Del buen salvaje al buen revolucionario
Este año se cumplen treinta desde la publicación inicial del libro de Carlos Rangel, Del buen salvaje al buen revolucionario. Releyéndole, me impacta la frescura de sus ideas, y compruebo las razones de su prolongada vigencia. Con admirable lucidez Rangel sometió a cirugía los mitos que tranquilizan las conciencias latinoamericanas. Si asumimos que tales mitos son espacios sicológicos que ofrecen refugio para orientarnos en la vida, es comprensible que la implacable crítica de Rangel haya horadado una cultura política complaciente y extraviada en sus espejismos. Como afirmó en el libro, los latinoamericanos «nos mentimos a nosotros mismos, y aceptamos además fácilmente cualquier mentira ajena que nos alivie de nuestra humillación». Al destruir los mitos, Rangel sacudió los espíritus.
El libro de Rangel sigue siendo una especie de cartucho de dinamita arrojado en medio de una fiesta, en este caso la engañosa fiesta en que se deleita una América Latina acosada por sus tropiezos. De un lado, los latinoamericanos acogemos con beneplácito el mito del buen salvaje, del hombre puro y simple corrompido por una sociedad injusta y explotadora, una sociedad que sin embargo se redime mediante utopías colectivistas. De otro lado, la humillación que se deriva de la brecha entre el inmenso poder de Estados Unidos y las divisiones, atraso, e inestabilidad latinoamericanas genera el mito del buen revolucionario, arquetipo del latinoamericano que culpa al coloso norteño por todos nuestros males, y dedica su existencia a luchar contra «el imperio».
Lo que más llama la atención cuando se regresa a este valiente libro es lo poco que hemos aprendido. Rangel asevera, por ejemplo, que «la ambición secreta que vive en el corazón de cada latinoamericano» consiste en «desafiar a los Estados Unidos, romper con los Estados Unidos, como desquite no sólo por los atropellos y las humillaciones particulares y concretos sufridos por los latinoamericanos colectiva e individualmente a manos de los yanquis, sino sobre todo por la humillación y el escándalo generales que significan el éxito norteamericano y el fracaso latinoamericano». Al momento de escribir esas líneas Rangel tenía en mente a Fidel Castro. Uno se pregunta: ¿Qué hubiese pensado de haber contemplado, tres décadas más tarde, a Hugo Chávez y sus delirios mesiánicos, exhibidos sin pudor alrededor del mundo?

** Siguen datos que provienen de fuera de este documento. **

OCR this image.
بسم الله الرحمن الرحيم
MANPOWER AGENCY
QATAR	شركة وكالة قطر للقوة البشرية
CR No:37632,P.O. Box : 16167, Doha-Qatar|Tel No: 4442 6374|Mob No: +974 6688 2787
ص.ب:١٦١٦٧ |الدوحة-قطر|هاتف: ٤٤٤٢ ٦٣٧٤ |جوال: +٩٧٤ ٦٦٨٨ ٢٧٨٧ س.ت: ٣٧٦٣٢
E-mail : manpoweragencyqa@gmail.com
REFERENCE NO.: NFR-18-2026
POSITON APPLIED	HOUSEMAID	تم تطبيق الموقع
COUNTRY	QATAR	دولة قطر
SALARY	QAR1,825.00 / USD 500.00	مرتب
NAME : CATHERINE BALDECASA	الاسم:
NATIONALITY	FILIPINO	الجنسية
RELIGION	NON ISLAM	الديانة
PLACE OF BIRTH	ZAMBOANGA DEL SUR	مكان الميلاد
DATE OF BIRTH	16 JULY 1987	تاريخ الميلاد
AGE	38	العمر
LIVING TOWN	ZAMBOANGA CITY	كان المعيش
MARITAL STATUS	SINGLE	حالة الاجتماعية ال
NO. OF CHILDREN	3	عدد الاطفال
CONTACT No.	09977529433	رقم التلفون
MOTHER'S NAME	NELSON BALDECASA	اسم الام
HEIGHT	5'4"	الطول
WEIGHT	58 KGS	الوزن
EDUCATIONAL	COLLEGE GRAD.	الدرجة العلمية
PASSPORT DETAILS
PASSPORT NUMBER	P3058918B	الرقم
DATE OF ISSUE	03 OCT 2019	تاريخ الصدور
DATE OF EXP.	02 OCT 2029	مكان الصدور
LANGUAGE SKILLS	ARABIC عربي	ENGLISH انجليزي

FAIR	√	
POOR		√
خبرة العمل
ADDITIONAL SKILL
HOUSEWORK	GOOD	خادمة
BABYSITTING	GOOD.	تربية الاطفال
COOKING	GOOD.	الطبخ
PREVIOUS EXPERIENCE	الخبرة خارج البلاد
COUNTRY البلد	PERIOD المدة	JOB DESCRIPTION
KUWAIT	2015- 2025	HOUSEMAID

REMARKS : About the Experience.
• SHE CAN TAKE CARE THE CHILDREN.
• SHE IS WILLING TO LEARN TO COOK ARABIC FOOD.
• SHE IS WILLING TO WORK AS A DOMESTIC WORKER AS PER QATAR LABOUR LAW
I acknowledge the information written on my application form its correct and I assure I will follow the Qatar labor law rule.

Rangel fue claro al señalar que «el imperialismo norteamericano en América Latina no es, desde luego, ningún mito. Sólo que es una consecuencia y no una causa del poder norteamericano y de nuestra debilidad. Hasta el despojo más inicuo, por reprobable que sea, no excusa de buscar una explicación racional para la fuerza del ladrón y la debilidad de la víctima». En buena medida su libro es un intento de explicar ese abismo, y aunque su extenso ensayo no elabora propuestas explícitas, queda implícita la convicción por parte del autor de que sólo abandonando esos mitos, reconfortantes pero falsos, asumiendo nuestras responsabilidades, y superando el complejo de inferioridad que se escuda tras las fantasías del buen salvaje y el buen revolucionario, seremos capaces los latinoamericanos de construir naciones prósperas y estables, y una relación madura y mutuamente beneficiosa con Estados Unidos.
¿Es esa meta factible? Quizás, pero los síntomas negativos son múltiples. A pesar del descrédito del socialismo a nivel planetario, todavía se reivindican en nuestro medio las fórmulas del fracaso, y algunos hasta sostienen que el socialismo es «humanista». El antiyanquismo sigue siendo la moneda corriente entre buena parte de la intelectualidad latinoamericana, cuya visión del mundo continúa ubicada a la izquierda, y es tan profundo ese sentimiento que personas presuntamente ponderadas terminan convertidas —a la manera de Chávez— en apologistas de Noam Chomsky (el mismo que en su momento apoyó las matanzas de Pol Pot en Camboya, y hoy respalda a Kim Jong-Il). El Ché Guevara, cruel símbolo de una inmensa decepción, aún enciende las emociones de muchos en nuestras tierras. La Presidenta chilena, confundida por los mitos, duda sobre su voto en la ONU por temor a ser vista junto a Washington. Cuba permanece asfixiada de totalitarismo, y los Jefes de Estado de Brasil, Argentina, Bolivia y Venezuela enarbolan la retórica del buen salvaje mezclándola con la del buen revolucionario.
¿Tuvo no obstante sentido la audaz empresa intelectual de Carlos Rangel, y los costos personales que pagó por su coraje político? Pienso que sí, pues los mitos de siempre fueron develados por su pluma certera como lo que realmente son: ilusiones sin destino.